Ya jelas. Namanya saja politisasi agama. Agama dijadikan alat. Ini bukan hakikatnya. Saya membedakan politik dan politiking. Politik itu apa pun, maksudnya, arahnya jelas. Politik dalam arti yang baik. Arahnya adalah kebaikan umum, bonum komune, untuk kebaikan seluruh bangsa, seluruh masyarakat. Politiking itu main-main politik. Politik demi kekuasaan. Yang kita lihat sehari-hari di surat kabar, televisi, atau di mana pun. Itu politiking bagi saya, bukan politik.
Agama mestinya diatas segala-galanya. Kalau agama dijadikan alat politik itu sebetulnya, maaf ya, sangat buruk bagi agama sendiri.

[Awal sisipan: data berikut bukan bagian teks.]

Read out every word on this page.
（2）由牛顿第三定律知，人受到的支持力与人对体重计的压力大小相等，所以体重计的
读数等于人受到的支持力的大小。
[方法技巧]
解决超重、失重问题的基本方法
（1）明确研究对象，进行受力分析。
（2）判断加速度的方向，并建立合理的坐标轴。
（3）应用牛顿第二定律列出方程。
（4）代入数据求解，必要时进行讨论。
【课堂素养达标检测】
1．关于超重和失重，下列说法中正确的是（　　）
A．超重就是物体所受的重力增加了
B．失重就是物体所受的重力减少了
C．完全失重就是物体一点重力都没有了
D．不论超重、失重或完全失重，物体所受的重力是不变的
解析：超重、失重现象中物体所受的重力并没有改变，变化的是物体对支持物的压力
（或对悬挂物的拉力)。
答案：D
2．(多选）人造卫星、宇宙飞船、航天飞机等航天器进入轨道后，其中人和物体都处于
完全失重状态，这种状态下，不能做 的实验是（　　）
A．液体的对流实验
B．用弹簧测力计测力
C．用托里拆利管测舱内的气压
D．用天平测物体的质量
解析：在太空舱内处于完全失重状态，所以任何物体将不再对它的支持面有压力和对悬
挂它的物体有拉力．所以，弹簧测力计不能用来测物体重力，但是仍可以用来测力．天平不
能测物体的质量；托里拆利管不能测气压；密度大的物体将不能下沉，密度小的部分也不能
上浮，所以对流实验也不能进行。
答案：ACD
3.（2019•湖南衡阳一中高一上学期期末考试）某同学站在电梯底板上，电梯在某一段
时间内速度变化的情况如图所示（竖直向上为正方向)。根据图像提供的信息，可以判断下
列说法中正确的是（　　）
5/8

Direndahkan.
Jadi apakah yang berkenaan dengan intoleransi sebenarnya tidak melakukan konsensus dasar, dalam hal ini Pancasila. Apakah seperti itu?
Itu tadi rumusan lebih negatif. Mungkin saya merumuskannya lebih positif ya. Saya sekali lagi berbicara atas nama KAJ. Kami mengajak seluruh umat Katolik KAJ, intinya adalah untuk memikul tanggung jawab sejarah. Sejarah kita salah satu muaranya ialah Pancasila. Oleh karena itu, mari kita amalkan Pancasila, kesepakatan dasar bangsa. Kita rawat. Kita jaga. Kita kembangkan. Kita amalkan.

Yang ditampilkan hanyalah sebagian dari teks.